2 Fouts AC, Kraus SJ. 1980. Trichomonas vaginalis: reevaluation of its clinical presentation and laboratory diagnosis. J Infect Dis 141:137-143.
3 Krieger JN, Tam MR, et al. 1988. Diagnosis of trichomoniasis. Comparison of conventional wet- mount examination with cytologic studies, cultures, and monoclonal antibody staining of direct specimens. JAMA 259:1223-7.
4 Cotch MF, Pastorek JG 2nd, et al. 1997. Trichomonas vaginalis associated with low birth weight and preterm delivery. The Vaginal Infections and Prematurity Study Group. Sex Transm Dis 24:353-60.
5 Minkoff H, Grunebaum AN, et al. 1984. Risk factors for prematurity and premature rupture of membranes: a prospective study of the vaginal flora in pregnancy. Am J Obstet Gynecol 150:965-72.
6 Berman, J. Scientists crack the genome of the parasite causing trichomoniasis. NYU Langone Medical Center / New York University School of Medicine. Epub 2007 Jan 11.
7 “New Light Shed On Common Sexually Transmitted Infection”, Science Daily. Epub 2013 Apr 2.

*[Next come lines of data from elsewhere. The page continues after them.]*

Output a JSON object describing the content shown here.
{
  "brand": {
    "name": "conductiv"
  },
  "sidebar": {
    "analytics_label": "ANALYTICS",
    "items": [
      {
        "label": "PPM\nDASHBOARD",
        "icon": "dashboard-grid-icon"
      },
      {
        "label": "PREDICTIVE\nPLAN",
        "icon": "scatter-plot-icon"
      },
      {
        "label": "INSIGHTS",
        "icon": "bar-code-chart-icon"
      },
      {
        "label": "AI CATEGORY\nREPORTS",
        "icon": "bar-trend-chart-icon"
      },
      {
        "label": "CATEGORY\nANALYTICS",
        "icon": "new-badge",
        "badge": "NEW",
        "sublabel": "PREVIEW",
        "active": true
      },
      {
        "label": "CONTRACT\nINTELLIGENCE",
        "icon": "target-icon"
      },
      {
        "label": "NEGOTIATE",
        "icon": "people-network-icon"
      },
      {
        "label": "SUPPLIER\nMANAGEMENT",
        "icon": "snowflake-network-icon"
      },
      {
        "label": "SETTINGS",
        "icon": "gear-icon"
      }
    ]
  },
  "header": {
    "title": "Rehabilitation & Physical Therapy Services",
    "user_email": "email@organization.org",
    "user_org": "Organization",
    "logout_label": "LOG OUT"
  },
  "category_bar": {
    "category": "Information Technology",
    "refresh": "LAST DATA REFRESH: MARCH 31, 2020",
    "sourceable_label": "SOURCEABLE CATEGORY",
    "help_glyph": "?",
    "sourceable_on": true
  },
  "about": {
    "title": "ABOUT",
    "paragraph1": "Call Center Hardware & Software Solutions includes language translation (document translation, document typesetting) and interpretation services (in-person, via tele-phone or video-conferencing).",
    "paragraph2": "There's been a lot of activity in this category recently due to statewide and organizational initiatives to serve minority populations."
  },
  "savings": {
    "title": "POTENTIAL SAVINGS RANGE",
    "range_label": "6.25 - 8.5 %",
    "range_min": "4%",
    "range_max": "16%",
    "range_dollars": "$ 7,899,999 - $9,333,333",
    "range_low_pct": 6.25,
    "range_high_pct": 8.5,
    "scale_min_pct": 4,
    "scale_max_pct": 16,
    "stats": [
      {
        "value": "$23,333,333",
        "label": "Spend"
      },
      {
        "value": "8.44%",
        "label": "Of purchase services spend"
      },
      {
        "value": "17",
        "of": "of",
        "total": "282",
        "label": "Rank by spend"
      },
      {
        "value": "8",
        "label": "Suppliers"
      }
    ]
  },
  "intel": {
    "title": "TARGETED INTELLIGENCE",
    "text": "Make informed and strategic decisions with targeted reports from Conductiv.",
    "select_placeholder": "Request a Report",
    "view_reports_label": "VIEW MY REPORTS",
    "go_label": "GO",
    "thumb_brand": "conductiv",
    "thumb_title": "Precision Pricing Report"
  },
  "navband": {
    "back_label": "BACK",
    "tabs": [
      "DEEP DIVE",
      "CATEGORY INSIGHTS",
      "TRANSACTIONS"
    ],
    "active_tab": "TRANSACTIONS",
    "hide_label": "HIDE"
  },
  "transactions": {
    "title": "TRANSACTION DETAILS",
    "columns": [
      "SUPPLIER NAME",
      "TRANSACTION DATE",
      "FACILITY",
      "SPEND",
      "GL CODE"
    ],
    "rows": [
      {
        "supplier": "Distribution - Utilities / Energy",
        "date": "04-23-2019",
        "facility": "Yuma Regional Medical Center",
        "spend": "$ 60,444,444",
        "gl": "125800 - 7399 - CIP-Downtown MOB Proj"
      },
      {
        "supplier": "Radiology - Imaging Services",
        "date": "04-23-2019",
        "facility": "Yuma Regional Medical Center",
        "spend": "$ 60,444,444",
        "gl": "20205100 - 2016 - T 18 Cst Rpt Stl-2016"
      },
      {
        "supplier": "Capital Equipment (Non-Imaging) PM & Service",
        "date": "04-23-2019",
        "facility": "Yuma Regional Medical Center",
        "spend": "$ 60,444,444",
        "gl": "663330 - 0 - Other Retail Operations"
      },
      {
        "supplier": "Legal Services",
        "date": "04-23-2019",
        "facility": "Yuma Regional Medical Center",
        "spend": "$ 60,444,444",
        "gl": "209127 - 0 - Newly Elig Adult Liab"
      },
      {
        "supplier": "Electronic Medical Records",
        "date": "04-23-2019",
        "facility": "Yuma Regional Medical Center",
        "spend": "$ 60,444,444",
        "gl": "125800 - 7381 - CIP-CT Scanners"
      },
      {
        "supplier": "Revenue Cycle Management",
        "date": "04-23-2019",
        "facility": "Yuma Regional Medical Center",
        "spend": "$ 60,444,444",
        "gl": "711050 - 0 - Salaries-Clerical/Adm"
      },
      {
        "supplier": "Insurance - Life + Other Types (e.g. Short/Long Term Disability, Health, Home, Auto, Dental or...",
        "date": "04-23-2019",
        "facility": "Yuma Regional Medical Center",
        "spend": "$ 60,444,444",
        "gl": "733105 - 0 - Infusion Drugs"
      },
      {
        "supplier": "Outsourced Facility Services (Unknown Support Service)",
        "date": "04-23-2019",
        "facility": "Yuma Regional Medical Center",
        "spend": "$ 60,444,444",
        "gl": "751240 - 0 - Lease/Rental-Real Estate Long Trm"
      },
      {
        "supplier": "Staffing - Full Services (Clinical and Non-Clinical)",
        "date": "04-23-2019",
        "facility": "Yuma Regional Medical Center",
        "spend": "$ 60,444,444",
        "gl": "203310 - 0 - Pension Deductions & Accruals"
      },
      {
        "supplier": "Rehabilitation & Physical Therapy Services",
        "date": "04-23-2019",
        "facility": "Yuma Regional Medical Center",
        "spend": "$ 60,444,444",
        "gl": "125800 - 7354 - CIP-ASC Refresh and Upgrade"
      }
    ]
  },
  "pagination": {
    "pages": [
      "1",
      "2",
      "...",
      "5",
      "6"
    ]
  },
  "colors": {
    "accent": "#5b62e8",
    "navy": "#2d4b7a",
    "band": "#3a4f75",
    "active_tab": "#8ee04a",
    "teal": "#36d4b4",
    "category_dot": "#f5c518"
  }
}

8 Wendel KA, Erbelding EJ, et al. Use of urine polymerase chain reaction to define the prevalence and clinical presentation of Trichomonas vaginalis in men attending an STD clinic. Sex Transm Infect. 2003 Apr;79(2):151-3.
9 Hobbs MM, Lapple DM, et al. Methods for detection of Trichomonas vaginalis in the male partners of infected women: implications for control of trichomoniasis. J Clin Microbiol. 2006 Nov;44(11):3994-9. Epub 2006 Sep 13.
10 Schirm J, Bos PA, et al. Trichomonas vaginalis detection using real-time TaqMan PCR. J Microbiol Methods. 2007 Feb;68(2):243-7. Epub 2006 Sep 26.